Dopo le ridicole iniziative della Regione Toscana per promuovere il turismo con una guida al virus e la penosa manifestazione delle guide turistiche davanti a Palazzo Vecchio nei primi giorni del contagio; nel convegno del 2 marzo promosso da Regione Toscana, Anci e Toscana Promozione emergono chiaramente gli interessi che ci governano: sotto l’hashtag #TuscanyTogheter si riuniscono i Comuni toscani per elaborare una strategia di rilancio dell’economia turistica, una cabina di regia a cui partecipano anche i privati del settore, secondo il principio di governance territoriale ormai intrinseco all’amministrazione pubblica.
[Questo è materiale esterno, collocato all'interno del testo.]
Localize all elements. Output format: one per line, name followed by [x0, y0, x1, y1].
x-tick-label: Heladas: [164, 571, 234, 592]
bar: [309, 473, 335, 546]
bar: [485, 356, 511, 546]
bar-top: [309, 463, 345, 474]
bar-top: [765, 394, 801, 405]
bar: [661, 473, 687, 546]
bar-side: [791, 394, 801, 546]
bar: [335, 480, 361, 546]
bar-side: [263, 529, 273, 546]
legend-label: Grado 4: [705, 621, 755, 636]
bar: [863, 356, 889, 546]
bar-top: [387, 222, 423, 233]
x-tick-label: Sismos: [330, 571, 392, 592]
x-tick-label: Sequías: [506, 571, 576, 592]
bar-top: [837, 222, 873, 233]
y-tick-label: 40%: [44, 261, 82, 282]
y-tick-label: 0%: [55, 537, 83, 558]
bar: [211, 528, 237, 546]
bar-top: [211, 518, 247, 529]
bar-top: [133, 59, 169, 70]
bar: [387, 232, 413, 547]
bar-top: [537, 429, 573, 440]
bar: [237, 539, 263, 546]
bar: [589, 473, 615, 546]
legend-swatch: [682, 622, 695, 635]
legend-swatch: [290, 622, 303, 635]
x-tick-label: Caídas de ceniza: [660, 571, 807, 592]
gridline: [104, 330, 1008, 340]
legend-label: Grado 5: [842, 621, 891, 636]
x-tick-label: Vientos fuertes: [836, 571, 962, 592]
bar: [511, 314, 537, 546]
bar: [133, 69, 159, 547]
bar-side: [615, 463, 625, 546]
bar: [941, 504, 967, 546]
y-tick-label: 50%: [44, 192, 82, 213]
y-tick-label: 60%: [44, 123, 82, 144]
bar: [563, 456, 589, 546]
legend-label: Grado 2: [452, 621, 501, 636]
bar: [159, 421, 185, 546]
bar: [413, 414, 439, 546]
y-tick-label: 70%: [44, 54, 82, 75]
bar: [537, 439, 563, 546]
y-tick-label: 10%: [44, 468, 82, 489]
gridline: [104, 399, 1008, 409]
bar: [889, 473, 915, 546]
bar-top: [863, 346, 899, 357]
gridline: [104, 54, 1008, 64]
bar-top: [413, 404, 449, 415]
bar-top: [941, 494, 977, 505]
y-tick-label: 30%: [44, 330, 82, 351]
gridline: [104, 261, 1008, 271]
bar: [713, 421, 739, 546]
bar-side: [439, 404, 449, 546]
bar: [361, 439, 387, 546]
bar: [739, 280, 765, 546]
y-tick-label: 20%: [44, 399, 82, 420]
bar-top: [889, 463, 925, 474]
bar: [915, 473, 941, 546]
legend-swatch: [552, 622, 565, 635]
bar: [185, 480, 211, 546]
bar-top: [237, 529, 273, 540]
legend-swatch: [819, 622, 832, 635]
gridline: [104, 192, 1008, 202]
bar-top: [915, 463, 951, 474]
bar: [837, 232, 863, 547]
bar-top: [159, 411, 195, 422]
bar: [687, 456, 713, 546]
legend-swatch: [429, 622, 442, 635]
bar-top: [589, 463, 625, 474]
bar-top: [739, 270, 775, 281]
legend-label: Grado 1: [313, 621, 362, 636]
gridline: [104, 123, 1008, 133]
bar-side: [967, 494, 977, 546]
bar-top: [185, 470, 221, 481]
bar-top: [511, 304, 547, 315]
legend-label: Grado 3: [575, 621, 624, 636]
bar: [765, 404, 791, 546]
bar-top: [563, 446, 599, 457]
“Ripeto, dare continuità a questo percorso, con politiche regionali e locali coerenti, e con risorse strutturali diventa un passaggio decisivo. Il turismo rappresenta per la Toscana il vero modo per redistribuire la ricchezza, per ridare fiato a tante realtà.” tuona l’assessore regionale al turismo Stefano Ciuoffo.
Al momento non sono previsti cambi di rotta.
Come al solito, deve spettare alla base, ai cittadini e cittadine che sono i più colpiti da questa situazione, lanciare un messaggio forte in senso diametralmente opposto. Così gli abitanti dei quartieri si adoperano per sostenere le persone che in questo momento si trovano in maggiore difficoltà. Proprio le reti sociali minate dalla gestione privatistica, quelle che non si reggono su interessi economici, ma sulla solidarietà umana, sono quelle che si riattivano per non lasciare indietro nessuno. Nascono chat in cui ci si organizza per consegnare la spesa agli anziani, vengono cucite mascherine artigianali per i senza fissa dimora e si organizzano scioperi per dare voce agli operai costretti a continuare la produzione.
Comunque la si rigiri, il COVID-19 è l’ennesimo campanello d’allarme che il nostro pianeta lancia per far capire – più e meglio di Greta – che i giorni dell’estrattivismo ambientale ed economico sfrenato devono finire.
La pandemia che siamo vivendo è una conseguenza delle politiche che sono state messe in atto fino ad ora a livello globale: non possiamo e non dobbiamo ripartire per la stessa strada.
E’ invece necessario iniziare un ripensamento profondo di tutta l’organizzazione socio-politico-economica, che vada verso una totale conversione ecologica e sociale della nostra società.